Vous l'aurez compris. le principe de cette méthode consiste en une vision au long terme, un principe qui n’est pas nouveau et peut être utilisé pour toute entreprise personnelle. Quand je faisais du piano, mon professeur me demandait par exemple de jouer 10 min par jour plutôt que de travailler une heure et demie la veille du cours, cette régularité permettant une réelle assimilation selon le principe de la mémoire au long terme.

Mais cette méthode ne s’arrête pas aux domaines artistiques, au contraire. Il s’agit par exemple, du principe fondateur des joueurs de poker en ligne, combattre la variance et gérer de façon pérenne sa bankroll.

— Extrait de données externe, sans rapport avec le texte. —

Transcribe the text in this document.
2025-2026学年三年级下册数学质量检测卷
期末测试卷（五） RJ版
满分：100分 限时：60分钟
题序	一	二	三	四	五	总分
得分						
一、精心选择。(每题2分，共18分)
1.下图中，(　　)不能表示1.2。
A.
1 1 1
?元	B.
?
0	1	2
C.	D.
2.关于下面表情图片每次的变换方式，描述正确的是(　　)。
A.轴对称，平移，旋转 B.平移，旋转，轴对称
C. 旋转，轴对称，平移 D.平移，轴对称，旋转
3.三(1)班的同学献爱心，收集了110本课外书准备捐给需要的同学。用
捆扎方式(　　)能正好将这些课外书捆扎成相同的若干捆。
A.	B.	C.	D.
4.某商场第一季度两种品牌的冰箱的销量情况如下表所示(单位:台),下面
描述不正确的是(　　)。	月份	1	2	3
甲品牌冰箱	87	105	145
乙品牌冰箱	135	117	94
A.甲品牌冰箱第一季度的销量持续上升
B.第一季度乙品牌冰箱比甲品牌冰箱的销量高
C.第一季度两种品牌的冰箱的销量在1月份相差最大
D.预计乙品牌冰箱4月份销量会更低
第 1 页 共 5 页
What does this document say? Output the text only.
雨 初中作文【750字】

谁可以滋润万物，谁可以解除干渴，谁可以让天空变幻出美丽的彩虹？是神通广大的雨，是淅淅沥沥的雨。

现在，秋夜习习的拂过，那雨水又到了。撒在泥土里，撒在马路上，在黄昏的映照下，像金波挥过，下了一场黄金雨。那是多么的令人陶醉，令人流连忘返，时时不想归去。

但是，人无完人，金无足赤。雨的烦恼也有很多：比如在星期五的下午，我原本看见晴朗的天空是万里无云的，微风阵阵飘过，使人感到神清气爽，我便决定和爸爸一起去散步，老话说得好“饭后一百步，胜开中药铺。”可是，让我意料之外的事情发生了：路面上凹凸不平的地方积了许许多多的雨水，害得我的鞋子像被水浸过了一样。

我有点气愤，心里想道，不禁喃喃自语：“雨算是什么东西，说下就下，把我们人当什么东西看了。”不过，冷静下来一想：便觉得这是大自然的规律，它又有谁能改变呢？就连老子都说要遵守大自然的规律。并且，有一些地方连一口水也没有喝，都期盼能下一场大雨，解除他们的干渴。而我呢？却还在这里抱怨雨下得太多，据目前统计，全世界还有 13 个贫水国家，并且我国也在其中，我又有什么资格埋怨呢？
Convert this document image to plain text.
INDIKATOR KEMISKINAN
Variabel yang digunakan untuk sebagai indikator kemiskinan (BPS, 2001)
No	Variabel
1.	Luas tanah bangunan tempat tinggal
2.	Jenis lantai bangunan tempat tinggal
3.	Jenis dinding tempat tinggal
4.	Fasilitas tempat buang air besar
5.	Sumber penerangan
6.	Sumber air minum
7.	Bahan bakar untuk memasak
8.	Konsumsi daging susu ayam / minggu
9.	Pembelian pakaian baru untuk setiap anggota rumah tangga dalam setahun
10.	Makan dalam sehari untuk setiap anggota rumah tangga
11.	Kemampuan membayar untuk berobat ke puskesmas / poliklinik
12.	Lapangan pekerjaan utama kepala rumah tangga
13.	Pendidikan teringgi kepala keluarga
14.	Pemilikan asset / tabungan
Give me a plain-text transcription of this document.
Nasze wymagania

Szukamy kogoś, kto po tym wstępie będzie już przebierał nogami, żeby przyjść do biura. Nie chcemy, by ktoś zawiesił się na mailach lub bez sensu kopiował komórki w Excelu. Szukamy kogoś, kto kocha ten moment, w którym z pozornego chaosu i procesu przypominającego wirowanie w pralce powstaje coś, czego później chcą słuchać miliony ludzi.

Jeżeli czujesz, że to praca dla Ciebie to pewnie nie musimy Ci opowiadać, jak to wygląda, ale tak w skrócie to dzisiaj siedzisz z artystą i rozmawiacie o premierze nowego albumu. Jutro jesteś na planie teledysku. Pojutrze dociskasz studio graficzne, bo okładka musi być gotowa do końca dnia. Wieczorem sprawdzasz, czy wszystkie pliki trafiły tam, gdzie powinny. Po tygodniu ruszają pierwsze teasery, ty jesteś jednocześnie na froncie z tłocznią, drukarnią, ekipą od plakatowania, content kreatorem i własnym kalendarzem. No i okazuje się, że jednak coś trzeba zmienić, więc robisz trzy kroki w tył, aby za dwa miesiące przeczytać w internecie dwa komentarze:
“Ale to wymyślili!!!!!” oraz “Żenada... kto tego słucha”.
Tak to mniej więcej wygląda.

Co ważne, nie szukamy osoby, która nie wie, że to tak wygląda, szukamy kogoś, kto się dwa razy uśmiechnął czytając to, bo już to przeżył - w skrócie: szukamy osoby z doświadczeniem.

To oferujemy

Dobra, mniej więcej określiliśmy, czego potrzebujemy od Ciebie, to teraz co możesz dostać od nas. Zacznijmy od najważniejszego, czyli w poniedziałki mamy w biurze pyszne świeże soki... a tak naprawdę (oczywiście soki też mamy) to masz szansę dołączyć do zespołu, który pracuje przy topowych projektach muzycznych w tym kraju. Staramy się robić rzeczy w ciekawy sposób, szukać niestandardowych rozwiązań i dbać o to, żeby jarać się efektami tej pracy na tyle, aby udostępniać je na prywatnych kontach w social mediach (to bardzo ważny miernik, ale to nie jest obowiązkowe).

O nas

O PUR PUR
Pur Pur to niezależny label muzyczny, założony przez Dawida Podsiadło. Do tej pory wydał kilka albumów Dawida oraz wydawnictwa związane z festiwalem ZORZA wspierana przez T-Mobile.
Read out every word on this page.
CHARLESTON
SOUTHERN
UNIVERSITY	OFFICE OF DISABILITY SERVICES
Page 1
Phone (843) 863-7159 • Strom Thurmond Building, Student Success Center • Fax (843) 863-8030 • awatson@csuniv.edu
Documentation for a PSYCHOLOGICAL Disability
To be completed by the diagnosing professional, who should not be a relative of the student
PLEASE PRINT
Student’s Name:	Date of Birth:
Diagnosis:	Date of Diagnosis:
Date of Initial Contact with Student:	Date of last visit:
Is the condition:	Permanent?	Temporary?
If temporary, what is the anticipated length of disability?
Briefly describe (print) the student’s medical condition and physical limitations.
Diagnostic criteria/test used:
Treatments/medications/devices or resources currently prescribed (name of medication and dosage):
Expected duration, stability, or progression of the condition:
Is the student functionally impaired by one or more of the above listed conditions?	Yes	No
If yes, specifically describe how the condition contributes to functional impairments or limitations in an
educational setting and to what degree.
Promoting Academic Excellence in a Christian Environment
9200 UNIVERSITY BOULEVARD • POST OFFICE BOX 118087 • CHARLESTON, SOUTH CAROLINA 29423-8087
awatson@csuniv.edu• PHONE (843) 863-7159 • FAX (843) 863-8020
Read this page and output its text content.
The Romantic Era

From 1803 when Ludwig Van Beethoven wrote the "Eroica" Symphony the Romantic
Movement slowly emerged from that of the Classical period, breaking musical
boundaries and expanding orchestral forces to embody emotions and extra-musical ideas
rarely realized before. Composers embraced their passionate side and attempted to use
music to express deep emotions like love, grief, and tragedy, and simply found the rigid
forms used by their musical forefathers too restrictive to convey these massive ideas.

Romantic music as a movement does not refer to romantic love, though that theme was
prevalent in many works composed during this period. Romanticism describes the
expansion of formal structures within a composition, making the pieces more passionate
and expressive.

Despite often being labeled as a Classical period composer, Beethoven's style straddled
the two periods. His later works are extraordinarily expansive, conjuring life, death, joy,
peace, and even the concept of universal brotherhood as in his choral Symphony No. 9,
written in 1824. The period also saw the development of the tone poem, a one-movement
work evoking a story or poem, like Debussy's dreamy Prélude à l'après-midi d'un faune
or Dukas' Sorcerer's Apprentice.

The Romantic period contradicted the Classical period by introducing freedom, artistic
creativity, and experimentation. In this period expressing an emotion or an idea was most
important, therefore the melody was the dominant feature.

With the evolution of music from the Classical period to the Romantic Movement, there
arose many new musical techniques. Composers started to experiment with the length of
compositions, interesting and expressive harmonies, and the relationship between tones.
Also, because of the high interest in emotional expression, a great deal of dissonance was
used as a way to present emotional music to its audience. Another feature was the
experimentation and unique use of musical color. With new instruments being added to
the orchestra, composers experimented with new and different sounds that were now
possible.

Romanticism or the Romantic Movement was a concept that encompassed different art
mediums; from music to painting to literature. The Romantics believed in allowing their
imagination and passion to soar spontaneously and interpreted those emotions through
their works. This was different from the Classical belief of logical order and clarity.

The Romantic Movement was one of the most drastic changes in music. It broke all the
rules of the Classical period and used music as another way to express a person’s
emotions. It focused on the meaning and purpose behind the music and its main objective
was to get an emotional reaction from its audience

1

Les sports, particulièrement ceux de remises en forme, prisent également ce travail sur le long terme. Un ami accro aux salles de musculation me disait que les gens étaient surpris de constater qu’il ne consacrait que 10 min par jour aux abdos malgré ses plaquettes de chocolat. Oui mais voilà, il les effectuait TOUS les jours, avec une régularité qui frisait l’obsession. Allez sur le premier site de fitness venu et vous constaterez que la méthode est systématiquement la même. Un quart d’heure d’exercice ventre plat par jour et une alimentation équilibrée.

Maintenant, entrons un peu dans le concret et définissons pour cette première semaine quelques règles très simples, vous voulez bien ?

- Essayons de consacrer un minimum de 5 minutes d’exercices quotidien à ce nouveau projet. J’ai bien dit minimum. Ce qui signifie que si vous disposez de plus de temps et êtes inspirés, amusez-vous ! En revanche, même si vous êtes fatigué, même si vous n’avez pas envie, forcez-vous à y réfléchir. Simple, non ? Nous verrons. - Contrainte supplémentaire : ne relisez pas ce que vous avez écrit. A chaque nouvelle séance, reprenez le précédent travail afin de vous remettre dans le bain mais ne corrigez pas encore et encore les tournures de phrase. Nous sommes sur le premier jet. Le but est d’avancer, sans se retourner. Vous aurez tout le temps de façonner votre texte plus tard ! Ne pas se relire peut peut-être vous sembler un peu bizarre et même anti-productif. Après tout, il s’agit d’un travail d’écriture, non ? Or, il s’agit pour moi d’un principe essentiel, tout au moins au début d’une entreprise longue comme l’écriture d’un roman. Relire dix fois votre travail alors que vous n’en êtes qu’aux premières lignes vous donnera l’impression de tourner en rond et aura même tendance à vous décourager, car vous risquez de trouver ça mauvais. Un sentiment tout à fait naturel. Comme je vous l’ai dit, nous sommes sur le premier jet, donc normal que l’encre qui sorte de votre stylo ne donne pas immédiatement lieu à un chef d’œuvre. Tracez votre route, avancez, donnez-vous l’impression de ne pas faire du sur place. Hé ben, qu’est-ce que vous attendez ?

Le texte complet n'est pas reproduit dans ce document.